Cette réponse de la Commission s'appuie sur les conclusions du groupe de travail ad hoc UE-États-Unis sur la protection des données, sur le réexamen des accords en vigueur en matière d'échange de données, et sur un dialogue constant au niveau politique entre l'Union européenne et les États-Unis, notamment les réunions des ministres de la justice et de l'intérieur de l'UE et des États-Unis qui ont eu lieu, dont le dernier le 18 novembre.
Cette initiative est survenue au lendemain du passage à la commission des affaires étrangères du Parlement européen, d’une délégation américaine composée du président de la sous-commission des affaires européennes du Sénat américain, Chris Murphy, ainsi que de Mario Diaz-Balart et Gregory Meeks, membres de la Chambre des représentants. "L'UE et les États-Unis doivent chercher à rétablir leur confiance mutuelle afin de pouvoir construire un espace économique conjoint au titre de l'accord de partenariat transatlantique", avait affirmé, à cette occasion, le président de la commission des affaires étrangères, l’eurodéputé Elmar Brok (PPE, Allemagne), selon les propos rapportés dans un communiqué de presse du Parlement européen, diffusé le 27 novembre 2013.
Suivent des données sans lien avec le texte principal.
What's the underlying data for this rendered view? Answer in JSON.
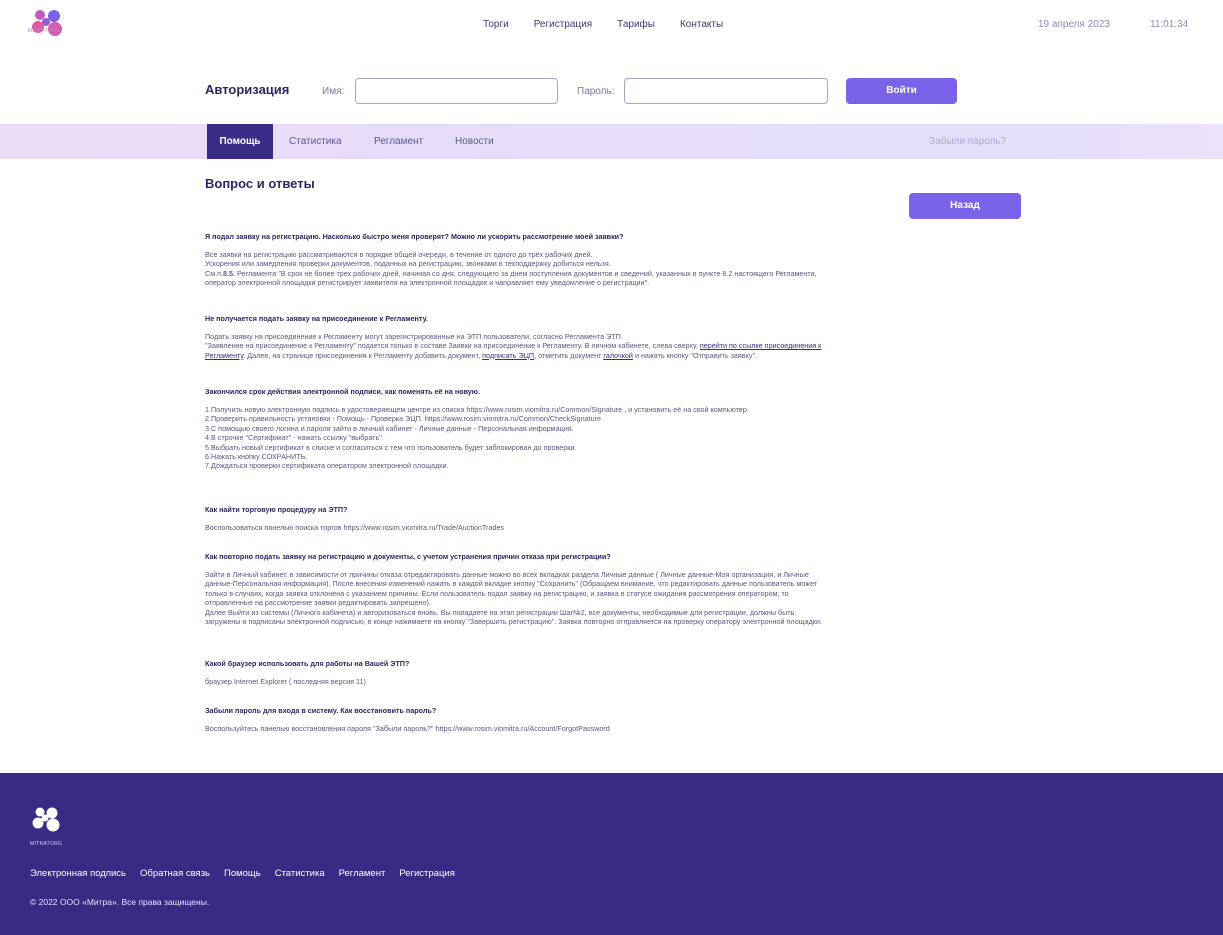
{
  "header": {
    "logo_text": "MITRATORG",
    "nav": [
      "Торги",
      "Регистрация",
      "Тарифы",
      "Контакты"
    ],
    "date": "19 апреля 2023",
    "time": "11:01:34"
  },
  "auth": {
    "title": "Авторизация",
    "name_label": "Имя:",
    "password_label": "Пароль:",
    "login_button": "Войти"
  },
  "tabs": {
    "items": [
      "Помощь",
      "Статистика",
      "Регламент",
      "Новости"
    ],
    "active": "Помощь",
    "forgot_password": "Забыли пароль?"
  },
  "content": {
    "title": "Вопрос и ответы",
    "back_button": "Назад",
    "qa": [
      {
        "q": "Я подал заявку на регистрацию. Насколько быстро меня проверят? Можно ли ускорить рассмотрение моей заявки?",
        "a1": "Все заявки на регистрацию рассматриваются в порядке общей очереди, в течение от одного до трёх рабочих дней.",
        "a2": "Ускорения или замедления проверки документов, поданных на регистрацию, звонками в техподдержку добиться нельзя.",
        "a3_pre": "См.п.",
        "a3_bold": "8.5.",
        "a3_post": " Регламента \"В срок не более трех рабочих дней, начиная со дня, следующего за днем поступления документов и сведений, указанных в пункте 8.2 настоящего Регламента,",
        "a4": "оператор электронной площадки регистрирует заявителя на электронной площадке и направляет ему уведомление о регистрации\"."
      },
      {
        "q": "Не получается подать заявку на присоединение к Регламенту.",
        "a1": "Подать заявку на присоединение к Регламенту могут зарегистрированные на ЭТП пользователи, согласно Регламента ЭТП.",
        "a2_pre": "\"Заявление на присоединение к Регламенту\" подается только в составе Заявки на присоединение к Регламенту. В личном кабинете, слева сверху, ",
        "a2_link": "перейти по ссылке присоединения к",
        "a3_link": "Регламенту",
        "a3_mid1": ". Далее, на странице присоединения к Регламенту добавить документ, ",
        "a3_link2": "подписать ЭЦП",
        "a3_mid2": ", отметить документ ",
        "a3_link3": "галочкой",
        "a3_post": " и нажать кнопку \"Отправить заявку\"."
      },
      {
        "q": "Закончился срок действия электронной подписи, как поменять её на новую.",
        "lines": [
          "1.Получить новую электронную подпись в удостоверяющем центре  из списка https://www.rosim.viomitra.ru/Common/Signature  , и установить  её на свой компьютер.",
          "2.Проверить правильность установки - Помощь - Проверка ЭЦП. https://www.rosim.viomitra.ru/Common/CheckSignature",
          "3.С помощью своего логина и пароля зайти в личный кабинет - Личные данные - Персональная информация.",
          "4.В строчке \"Сертификат\" - нажать ссылку \"выбрать\"",
          "5.Выбрать новый сертификат в списке и согласиться с тем что пользователь будет заблокирован до проверки.",
          "6.Нажать кнопку СОХРАНИТЬ.",
          "7.Дождаться проверки сертификата оператором электронной площадки."
        ]
      },
      {
        "q": "Как найти торговую процедуру на ЭТП?",
        "a1": "Воспользоваться панелью поиска торгов https://www.rosim.viomitra.ru/Trade/AuctionTrades"
      },
      {
        "q": "Как повторно подать заявку на регистрацию и документы, с учетом устранения причин отказа при регистрации?",
        "lines": [
          "Зайти в Личный кабинет, в зависимости от причины отказа отредактировать данные можно во всех вкладках раздела Личные данные ( Личные данные-Моя организация, и Личные",
          "данные-Персональная информация). После внесения изменений  нажать в каждой вкладке кнопку \"Сохранить\" (Обращаем внимание, что редактировать данные пользователь может",
          "только в случаях, когда заявка отклонена с указанием причины.  Если пользователь подал заявку на регистрацию, и заявка в статусе ожидания рассмотрения оператором, то",
          "отправленные на рассмотрение заявки редактировать запрещено).",
          "Далее  Выйти из системы (Личного кабинета) и авторизоваться вновь. Вы попадаете на этап регистрации Шаг№2, все документы, необходимые для регистрации, должны быть",
          "загружены и подписаны электронной подписью, в конце нажимаете на кнопку \"Завершить регистрацию\". Заявка повторно отправляется на проверку оператору электронной площадки."
        ]
      },
      {
        "q": "Какой браузер использовать для работы на Вашей ЭТП?",
        "a1": "браузер Internet Explorer ( последняя версия 11)"
      },
      {
        "q": "Забыли пароль для входа в систему. Как восстановить пароль?",
        "a1": "Воспользуйтесь панелью восстановления пароля \"Забыли пароль?\" https://www.rosim.viomitra.ru/Account/ForgotPassword"
      }
    ]
  },
  "footer": {
    "logo_text": "MITRATORG",
    "nav": [
      "Электронная подпись",
      "Обратная связь",
      "Помощь",
      "Статистика",
      "Регламент",
      "Регистрация"
    ],
    "copyright": "© 2022 ООО «Митра». Все права защищены."
  },
  "colors": {
    "brand_dark": "#3a2d87",
    "accent_button": "#7a63e8",
    "logo_pink": "#e05aa8",
    "logo_purple": "#7a63e8"
  }
}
"Nous avons été trop loin dans la manière dont nous avons mené les activités d'espionnage", avait pour sa part concédé le sénateur Murphy, précisant que les révélations de surveillance électronique massive avaient été "choquantes non seulement pour les Européens mais également pour les Américains". Il a promis des "changements importants" dans la législation américaine, notamment au sujet des sauvegardes sur la collecte de métadonnées et les procédures de surveillance. Il a ajouté qu'il n'était pas nécessaire de suspendre les accords actuels avec les États-Unis ni d'arrêter les négociations en cours.
Pour cause, le Parlement européen avait notamment demandé le 23 octobre 2013, la suspension de l’accord SWIFT qui aurait été contourné par les services secrets américains, tandis que certains groupes politiques réclamaient également la suspension des négociations sur le partenariat transatlantique. Sur ce dernier point, le Parlement s’était montré était de nouveau divisé le 26 novembre 2013. Son communiqué de presse résumait ainsi la situation : "Certains parlementaires ont vivement condamné le caractère "disproportionné" des mesures de surveillance des États-Unis à l'égard de citoyens européens et ont demandé la suspension des négociations commerciales et de l'accord sur l'échange de données avec le pays. Cependant, d'autres ont répliqué que la suspension des accords ou l'arrêt des négociations simplement pour envoyer un message aux États-Unis serait "irresponsable"."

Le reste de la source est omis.